Auto-MotoNewsslide

Carburants: une baisse des prix bienvenue, mais les consommateurs restent prudents

Les automobilistes marocains bénéficient, depuis le 1er juillet, d’une nouvelle baisse des prix à la pompe. Le litre de gasoil recule de 96 centimes, tandis que l’essence super enregistre une diminution de 45 centimes, offrant un répit aux ménages comme aux professionnels fortement dépendants des carburants.

Cette correction intervient après plusieurs semaines de détente sur les marchés internationaux du pétrole. Le baril de Brent, qui avait dépassé les 80 dollars sous l’effet des tensions géopolitiques, a progressivement retrouvé des niveaux plus modérés grâce à une amélioration des perspectives d’approvisionnement mondial.

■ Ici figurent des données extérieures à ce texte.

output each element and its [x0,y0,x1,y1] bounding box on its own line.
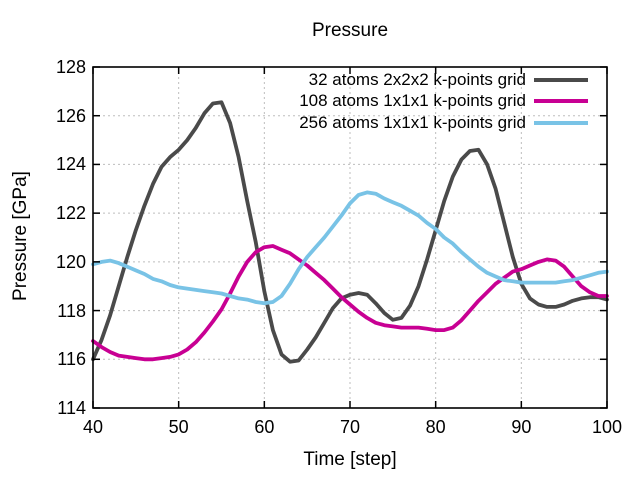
y-tick-label: 120 [55,251,86,272]
y-axis-label: Pressure [GPa] [10,171,31,301]
y-tick-label: 126 [55,105,86,126]
series-line-1 [91,244,609,362]
y-tick-label: 114 [57,398,86,418]
x-tick-label: 90 [511,417,532,437]
plot-border [92,66,608,409]
x-tick-label: 40 [82,417,104,437]
legend-label: 108 atoms 1x1x1 k-points grid [299,91,526,111]
y-tick-label: 116 [57,349,86,370]
legend-item: 32 atoms 2x2x2 k-points grid [299,69,588,91]
legend-line-sample [534,120,588,125]
y-tick-label: 124 [55,154,86,175]
legend-label: 256 atoms 1x1x1 k-points grid [299,112,526,132]
y-tick-label: 122 [55,203,86,224]
legend: 32 atoms 2x2x2 k-points grid 108 atoms 1… [299,69,588,134]
legend-label: 32 atoms 2x2x2 k-points grid [308,69,526,89]
legend-line-sample [534,99,588,104]
x-tick-label: 50 [168,417,189,437]
y-tick-label: 118 [57,300,86,321]
series-line-2 [91,190,609,306]
x-tick-label: 100 [591,417,623,437]
x-tick-label: 60 [254,417,275,437]
x-tick-label: 70 [339,417,361,437]
x-axis-label: Time [step] [303,449,397,470]
y-tick-label: 128 [55,57,86,77]
legend-item: 256 atoms 1x1x1 k-points grid [299,112,588,134]
x-tick-label: 80 [425,417,446,437]
chart-title: Pressure [311,20,389,41]
legend-line-sample [534,77,588,82]
legend-item: 108 atoms 1x1x1 k-points grid [299,91,588,113]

Pour les consommateurs, cette baisse constitue l’une des plus importantes observées ces derniers mois, notamment pour le gasoil, principal carburant utilisé par les transporteurs, les agriculteurs et de nombreuses entreprises. Une diminution des coûts du transport pourrait, à terme, limiter certaines pressions inflationnistes sur les prix des biens et des services.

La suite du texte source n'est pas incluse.